Senator Owen Brewster had let slip on the Senate floor recently that the atomic bomb, according to his understanding, was already in Japan. The President had agreed that he would not use it unless Russia used it first and that, in any event, he would initially consult with the British.

Former White House court jester George Allen had a framed motto in his office which read: "A man is as big as the things that annoy him." Beside it was an autographed picture of the President. Mr. Pearson remarks that while it was against the law for someone to write a letter threatening the President, the President could write threatening letters with impunity—referring to his December 6 letter to Washington Post music critic Paul Hume, threatening to assault him if he ever met up with him, for his negative review of daughter Margaret's operatic performance of December 5.

Joseph & Stewart Alsop's editorial of the previous February 2 is reprinted, according to the editors, because of the call from Republicans for the resignation of Secretary of State Acheson having germinated from Mr. Acheson's statement of continuing support of his old friend Alger Hiss, notwithstanding the conviction in January of Mr.
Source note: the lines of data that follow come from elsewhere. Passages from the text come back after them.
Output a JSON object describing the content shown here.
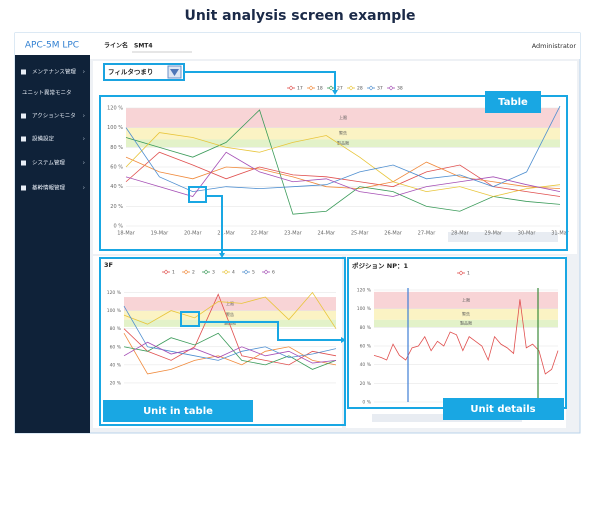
{
  "header": {
    "title": "Unit analysis screen example"
  },
  "app": {
    "logo": "APC-5M LPC",
    "line_label": "ライン名",
    "line_name": "SMT4",
    "user": "Administrator",
    "filter": "フィルタつまり"
  },
  "sidebar": {
    "items": [
      "メンテナンス管理",
      "ユニット異常モニタ",
      "アクションモニタ",
      "設備設定",
      "システム管理",
      "基幹情報管理"
    ]
  },
  "callouts": {
    "table": "Table",
    "unit_in_table": "Unit in table",
    "unit_details": "Unit details"
  },
  "chart_data": [
    {
      "type": "line",
      "categories": [
        "18-Mar",
        "19-Mar",
        "20-Mar",
        "21-Mar",
        "22-Mar",
        "23-Mar",
        "24-Mar",
        "25-Mar",
        "26-Mar",
        "27-Mar",
        "28-Mar",
        "29-Mar",
        "30-Mar",
        "31-Mar"
      ],
      "ylim": [
        0,
        120
      ],
      "yticks": [
        {
          "value": 0,
          "label": "0 %"
        },
        {
          "value": 20,
          "label": "20 %"
        },
        {
          "value": 40,
          "label": "40 %"
        },
        {
          "value": 60,
          "label": "60 %"
        },
        {
          "value": 80,
          "label": "80 %"
        },
        {
          "value": 100,
          "label": "100 %"
        },
        {
          "value": 120,
          "label": "120 %"
        }
      ],
      "grid": true,
      "bands": [
        {
          "from": 100,
          "to": 120,
          "color": "#f8d4d6",
          "label": "上限"
        },
        {
          "from": 88,
          "to": 100,
          "color": "#fbf3c4",
          "label": "警告"
        },
        {
          "from": 80,
          "to": 88,
          "color": "#e3f2c9",
          "label": "製品限"
        }
      ],
      "series": [
        {
          "name": "17",
          "color": "#e0504f",
          "values": [
            45,
            75,
            62,
            48,
            60,
            52,
            50,
            45,
            40,
            55,
            62,
            40,
            35,
            30
          ]
        },
        {
          "name": "18",
          "color": "#f08a3c",
          "values": [
            70,
            55,
            48,
            60,
            58,
            50,
            40,
            38,
            45,
            65,
            50,
            45,
            40,
            38
          ]
        },
        {
          "name": "27",
          "color": "#3b9b5a",
          "values": [
            90,
            80,
            70,
            85,
            118,
            12,
            15,
            40,
            35,
            20,
            15,
            30,
            25,
            22
          ]
        },
        {
          "name": "28",
          "color": "#e8c53a",
          "values": [
            60,
            95,
            90,
            80,
            75,
            85,
            92,
            70,
            45,
            35,
            40,
            30,
            38,
            42
          ]
        },
        {
          "name": "37",
          "color": "#4f8fd0",
          "values": [
            100,
            50,
            35,
            40,
            38,
            40,
            42,
            55,
            62,
            48,
            52,
            40,
            55,
            122
          ]
        },
        {
          "name": "38",
          "color": "#a54fb5",
          "values": [
            50,
            40,
            30,
            75,
            55,
            45,
            48,
            35,
            30,
            40,
            45,
            50,
            42,
            35
          ]
        }
      ]
    },
    {
      "type": "line",
      "title": "3F",
      "ylim": [
        10,
        125
      ],
      "yticks": [
        {
          "value": 20,
          "label": "20 %"
        },
        {
          "value": 40,
          "label": "40 %"
        },
        {
          "value": 60,
          "label": "60 %"
        },
        {
          "value": 80,
          "label": "80 %"
        },
        {
          "value": 100,
          "label": "100 %"
        },
        {
          "value": 120,
          "label": "120 %"
        }
      ],
      "grid": true,
      "bands": [
        {
          "from": 100,
          "to": 115,
          "color": "#f8d4d6",
          "label": "上限"
        },
        {
          "from": 90,
          "to": 100,
          "color": "#fbf3c4",
          "label": "警告"
        },
        {
          "from": 82,
          "to": 90,
          "color": "#e3f2c9",
          "label": "製品限"
        }
      ],
      "series": [
        {
          "name": "1",
          "color": "#e0504f",
          "values": [
            80,
            55,
            45,
            60,
            118,
            50,
            45,
            40,
            55,
            50
          ]
        },
        {
          "name": "2",
          "color": "#f08a3c",
          "values": [
            75,
            30,
            35,
            45,
            50,
            40,
            55,
            60,
            45,
            40
          ]
        },
        {
          "name": "3",
          "color": "#3b9b5a",
          "values": [
            60,
            55,
            70,
            62,
            75,
            45,
            40,
            50,
            35,
            45
          ]
        },
        {
          "name": "4",
          "color": "#e8c53a",
          "values": [
            95,
            85,
            100,
            92,
            110,
            108,
            115,
            90,
            120,
            80
          ]
        },
        {
          "name": "5",
          "color": "#4f8fd0",
          "values": [
            105,
            60,
            55,
            50,
            45,
            55,
            60,
            48,
            52,
            58
          ]
        },
        {
          "name": "6",
          "color": "#a54fb5",
          "values": [
            50,
            65,
            52,
            58,
            48,
            60,
            50,
            55,
            42,
            45
          ]
        }
      ]
    },
    {
      "type": "line",
      "title": "ポジション NP：1",
      "ylim": [
        0,
        120
      ],
      "yticks": [
        {
          "value": 0,
          "label": "0 %"
        },
        {
          "value": 20,
          "label": "20 %"
        },
        {
          "value": 40,
          "label": "40 %"
        },
        {
          "value": 60,
          "label": "60 %"
        },
        {
          "value": 80,
          "label": "80 %"
        },
        {
          "value": 100,
          "label": "100 %"
        },
        {
          "value": 120,
          "label": "120 %"
        }
      ],
      "grid": true,
      "bands": [
        {
          "from": 100,
          "to": 118,
          "color": "#f8d4d6",
          "label": "上限"
        },
        {
          "from": 88,
          "to": 100,
          "color": "#fbf3c4",
          "label": "警告"
        },
        {
          "from": 80,
          "to": 88,
          "color": "#e3f2c9",
          "label": "製品限"
        }
      ],
      "series": [
        {
          "name": "1",
          "color": "#e0504f",
          "values": [
            50,
            48,
            45,
            62,
            50,
            45,
            58,
            60,
            70,
            55,
            65,
            60,
            75,
            72,
            55,
            70,
            65,
            60,
            45,
            70,
            62,
            58,
            52,
            110,
            58,
            62,
            55,
            30,
            35,
            55
          ]
        }
      ]
    }
  ]
}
Hiss in New York Federal court for perjury and sentence to five years in prison in the retrial of the matter following the 1949 hung jury, a movement compounded in its momentum by the recent affirmance of the conviction by the Second Circuit Court of Appeals against a claim by the defendant that there was not substantial evidence to support the conviction, as perjury required evidence beyond the testimony of a single percipient witness, in that case that of Whittaker Chambers.

Marquis Childs discusses the imminent return to active duty by General Eisenhower, to become supreme commander of NATO. His wife, Mamie, had figured that on one tour of duty or another he had been out of the country for a total of 13 years, during most of which time they had been apart. He was being called back up to take the NATO post because he was the only person who could inspire the confidence of both Western Europeans and Americans. The announcement of his appointment would likely come at the conclusion of the Brussels conference of defense and foreign ministers.
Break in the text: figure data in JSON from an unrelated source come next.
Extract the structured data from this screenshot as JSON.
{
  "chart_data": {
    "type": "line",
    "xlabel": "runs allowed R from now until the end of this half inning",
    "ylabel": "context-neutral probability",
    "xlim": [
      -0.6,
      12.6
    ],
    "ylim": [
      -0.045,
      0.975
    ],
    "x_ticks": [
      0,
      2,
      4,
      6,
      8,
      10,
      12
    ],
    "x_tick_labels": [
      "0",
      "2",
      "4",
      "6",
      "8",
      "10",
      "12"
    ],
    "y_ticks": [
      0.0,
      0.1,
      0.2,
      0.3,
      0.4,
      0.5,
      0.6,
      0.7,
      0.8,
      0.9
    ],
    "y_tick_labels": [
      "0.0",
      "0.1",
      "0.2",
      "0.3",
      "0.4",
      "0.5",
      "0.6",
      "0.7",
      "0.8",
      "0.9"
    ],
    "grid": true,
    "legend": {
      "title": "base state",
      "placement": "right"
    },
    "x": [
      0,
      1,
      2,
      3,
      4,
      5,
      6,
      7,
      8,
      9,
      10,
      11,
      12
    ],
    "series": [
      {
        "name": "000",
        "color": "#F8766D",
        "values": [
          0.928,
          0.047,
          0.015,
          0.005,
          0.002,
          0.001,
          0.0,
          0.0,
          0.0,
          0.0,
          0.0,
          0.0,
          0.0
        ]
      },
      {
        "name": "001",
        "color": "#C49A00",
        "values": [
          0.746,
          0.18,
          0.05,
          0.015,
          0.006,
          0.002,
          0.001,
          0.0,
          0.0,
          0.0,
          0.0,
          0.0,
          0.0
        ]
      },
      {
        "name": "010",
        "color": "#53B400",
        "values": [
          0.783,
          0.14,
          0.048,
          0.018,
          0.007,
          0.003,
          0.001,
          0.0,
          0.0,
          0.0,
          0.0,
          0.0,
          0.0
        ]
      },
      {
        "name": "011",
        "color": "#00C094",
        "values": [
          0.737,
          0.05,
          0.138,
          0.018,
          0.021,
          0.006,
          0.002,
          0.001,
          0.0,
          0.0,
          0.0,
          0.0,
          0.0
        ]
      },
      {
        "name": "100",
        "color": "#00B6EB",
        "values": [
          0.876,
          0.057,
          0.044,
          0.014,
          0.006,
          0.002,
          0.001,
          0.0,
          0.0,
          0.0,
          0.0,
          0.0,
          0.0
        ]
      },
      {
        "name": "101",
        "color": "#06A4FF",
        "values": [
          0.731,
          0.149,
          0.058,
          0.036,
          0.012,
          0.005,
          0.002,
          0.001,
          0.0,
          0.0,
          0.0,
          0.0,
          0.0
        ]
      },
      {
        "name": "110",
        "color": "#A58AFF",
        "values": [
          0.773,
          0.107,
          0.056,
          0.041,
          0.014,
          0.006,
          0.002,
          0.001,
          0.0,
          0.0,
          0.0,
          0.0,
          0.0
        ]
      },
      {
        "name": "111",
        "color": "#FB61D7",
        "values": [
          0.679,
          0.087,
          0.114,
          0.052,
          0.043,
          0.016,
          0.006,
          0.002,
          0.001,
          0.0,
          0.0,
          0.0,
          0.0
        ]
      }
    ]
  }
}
The General believed that he should go at once to Europe after the appointment, to effect unity and resolution of the free world. He believed that his role would be as much diplomat as soldier, utilizing the same set of skills which he had used as Allied commander of the Expeditionary Forces in Europe during World War II. Deputy commanders would work out the details of interrelationship between the forces under his command.

He was not going to resign as president of Columbia, a position he had assumed in mid-1948, but would take a leave of absence and return within a year or so absent any war, in which event, he believed, a younger man would have to assume the position in Europe. The General talked about World War II as if it had occurred only yesterday.

Robert C. Ruark tells of a woman saying that it was time for a woman to become Secretary of State and President, in which case there would be peace. He was ready for women to take over all of the major positions in Government, but warns that they had better then be prepared for a "few small reprisals". They might wind up subject to the draft, as the Russians had drafted women. Women could be used as infantry, he asserts, as Marguerite Higgins had proven she could be a war correspondent on the ground in Korea, and Anna Rosenberg was handling manpower coordination for Defense Secretary Marshall. The average housewife walked more miles in an average day than most males and so could perform with facility the duties of the G.I.

If women were to take over the world, they would need to prove themselves and women in the draft would allow that opportunity from within the lower ranks.

He says that, personally, however, he had little faith in women's abilities to lead the world, as he had found them too querulous, treacherous, garrulous and mercurial. A madame President might take a disliking to the style of hat worn by a foreign leader and declare war as a result. He wants to wait until some of the nieces of the current highly competent women in Government service had first stormed the beaches before entrusting them with the responsibilities of President or Secretary of State.